Martin Huschenbett, Ph.D, Senior Software Engineer — Language Engineering, Digital Asset.

Martin joined Digital Asset’s language engineering team in 2017, where he works on the DAML compiler and obligation checker. Previously, as a member of the trading systems team for the proprietary trading firm Jane Street Capital in London, he contributed to the research infrastructure used by the quantitative analysts, and the monitoring systems for the compliance team.

Martin holds a Ph.D from Technische Universität Ilmenau in Germany, where he worked as a research associate at the Department of Theoretical Computer Science. His academic work included research and teaching primarily in the fields of computational logic, automata theory and formal verification. He held a postdoctoral position at the Ludwig-Maximilians-Universität München prior to joining Jane Street Capital.

Jost Berthold, Ph.D, Senior Software Engineer — Language Engineering, Digital Asset. http://jost-berthold.de

Jost joined Digital Asset’s Sydney team in mid-2017 to focus on solution engineering and DAML language engineering. Prior to joining DA, he spent several years at the Commonwealth Bank of Australia, working on big data analytics and customer data insights solutions for the bank.

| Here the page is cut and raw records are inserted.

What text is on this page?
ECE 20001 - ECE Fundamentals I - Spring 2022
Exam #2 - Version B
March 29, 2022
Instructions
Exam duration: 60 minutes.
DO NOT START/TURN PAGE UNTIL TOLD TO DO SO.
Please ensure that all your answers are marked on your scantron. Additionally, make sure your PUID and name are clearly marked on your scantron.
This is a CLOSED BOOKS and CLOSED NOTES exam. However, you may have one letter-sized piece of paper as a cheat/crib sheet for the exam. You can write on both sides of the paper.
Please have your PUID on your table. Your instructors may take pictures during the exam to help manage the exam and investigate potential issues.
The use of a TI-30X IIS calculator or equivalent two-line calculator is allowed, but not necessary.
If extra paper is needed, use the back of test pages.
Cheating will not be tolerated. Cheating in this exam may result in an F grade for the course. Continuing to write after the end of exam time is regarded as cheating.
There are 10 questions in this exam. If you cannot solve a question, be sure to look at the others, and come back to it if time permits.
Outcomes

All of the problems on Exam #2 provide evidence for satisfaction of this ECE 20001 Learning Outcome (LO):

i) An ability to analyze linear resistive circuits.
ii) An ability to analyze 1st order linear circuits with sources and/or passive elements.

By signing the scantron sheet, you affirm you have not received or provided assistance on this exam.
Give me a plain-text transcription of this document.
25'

Jost holds a Ph.D with distinction from Philipps-Universitat Marburg in Germany, where he focused on parallel programming with functional languages. Prior to applying his knowledge in a financial industry setting, he held several positions in academia — first interning at Microsoft Research Cambridge, then holding postdoctoral positions at the University of St. Andrews and the University of Copenhagen (DIKU). In 2011 he joined the faculty of DIKU full-time as an assistant professor to teach canonical computer science topics at the Bachelor and Master levels. During this time, his research centered on parallel functional programming concepts and domain-specific languages for mathematical finance.

Even though he now works in industry, Jost has always maintained his links to academia — serving on programme committees and as a reviewer for conferences and workshops in functional programming, and maintaining a Haskell variant that executes programs in parallel on distributed memory platforms.